Fivetran Connector SDK

Resolution

Use the stack trace in the connection's sync logs to identify the crashing location and apply one of the following fixes:

Create resources per thread — if your connector uses multithreading, such as ThreadPoolExecutor, ensure that database connections, cursors, and any other C-backed objects are created inside each thread rather than shared across threads.
Verify resource initialization — check that connections are fully established before use. Calling methods on a partially initialized or failed connection — for example, calling .cursor() before the connection is open — can cause a crash inside the underlying C library.
Check library compatibility — ensure that all native (C extension) packages in your requirements.txt are compatible with each other and with the Python version used for connection. Version mismatches in libraries such as database drivers, compression libraries, or ML libraries with C backends are a common cause.
Reproduce locally — run fivetran debug to reproduce the issue locally. The full thread stack trace will be printed to the terminal, showing the exact file and line number where the crash occurred.
Isolate the failing library — if the stack trace points into a third-party library, try replacing or upgrading it. Remove suspect packages from requirements.txt one at a time to identify the culprit.

Cause

A segmentation fault means the operating system terminates the Python process due to an illegal memory access inside a C-level function. Because the crash happens inside native code, Python cannot raise a normal exception — the operating system immediately ends the process with exit code 139.

Common causes include:

Non-thread-safe C extensions — libraries such as database drivers and compression buffers often use internal C-level state that is not safe to share across threads. Concurrent access without proper locking causes memory corruption and a crash.
Uninitialized or NULL native resources — a C extension may return a NULL or uninitialized pointer when a connection is not properly set up. Writing to or reading from that pointer causes an immediate crash.
Incompatible native library versions — a mismatch between a Python C extension and the shared library it links against can lead to undefined behavior and crashes.
Memory exhaustion in native code — C extensions allocate memory directly at the OS level, outside Python's memory manager. If a C extension exhausts available memory, the operating system may terminate the process with a segmentation fault rather than a clean out-of-memory error.
Stack overflow from deep recursion in C — deeply recursive calls into C extensions can exhaust the native call stack. Unlike Python recursion, this does not raise a RecursionError — it crashes the process immediately.
Use-after-free — a C extension holds a raw pointer to a Python object that has since been garbage collected. When the extension later accesses that freed memory, it causes a crash.
Forking after importing a C extension — using multiprocessing with the default fork start method after a C extension has been imported copies the parent process's internal C-level state into child processes.

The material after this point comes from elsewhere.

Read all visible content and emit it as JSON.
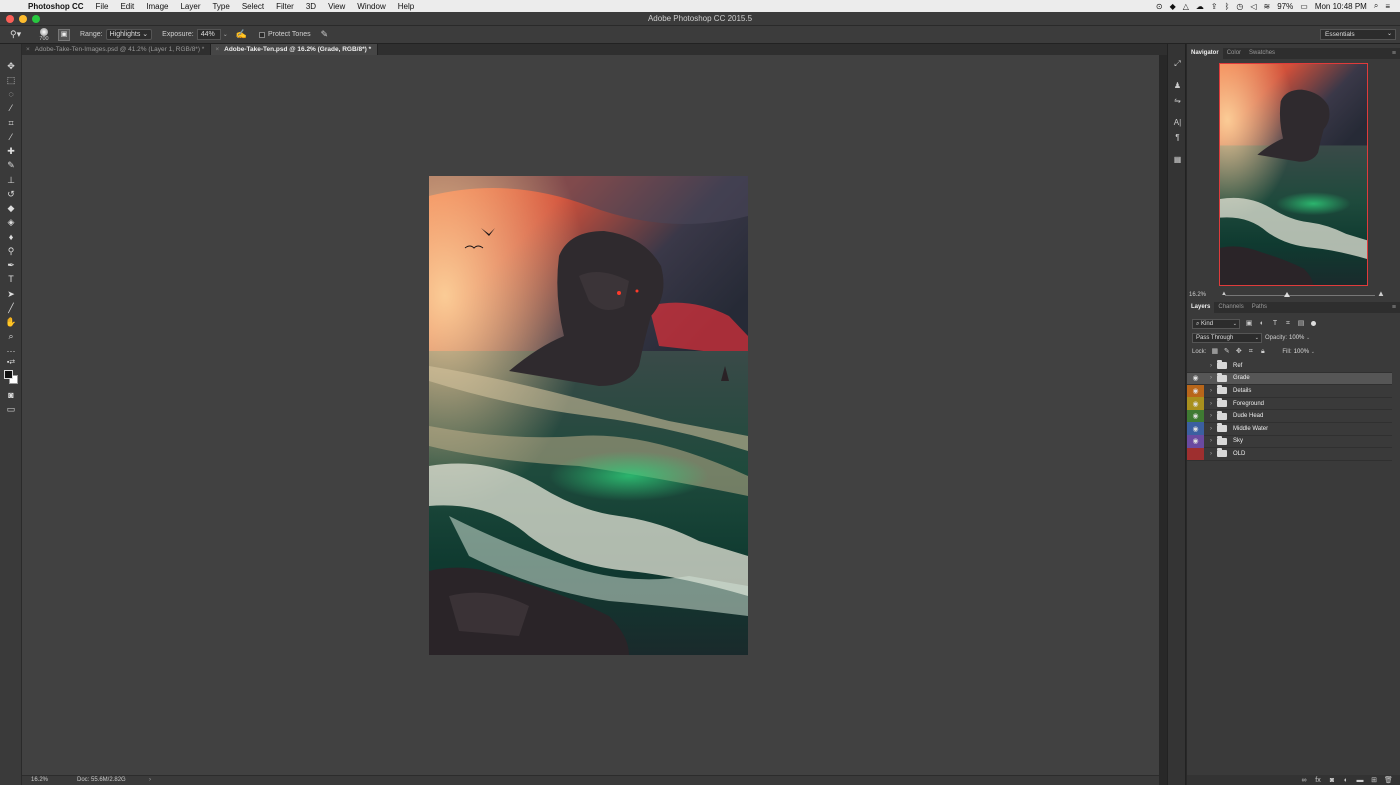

If that state is not fork-safe — for example, open file descriptors, locks, or SSL contexts — the child process will crash unpredictably. Use spawn as the multiprocessing start method instead.
Signal handler conflicts — some C extensions install their own low-level signal handlers. These can interfere with Python's signal handling, causing the process to crash on signals that would otherwise be handled gracefully.
Bug in the C extension itself — the third-party library may have a known bug that is triggered by a specific data shape, value, or call sequence. Check the library's issue tracker for known segfault reports and upgrade to a fixed version if available.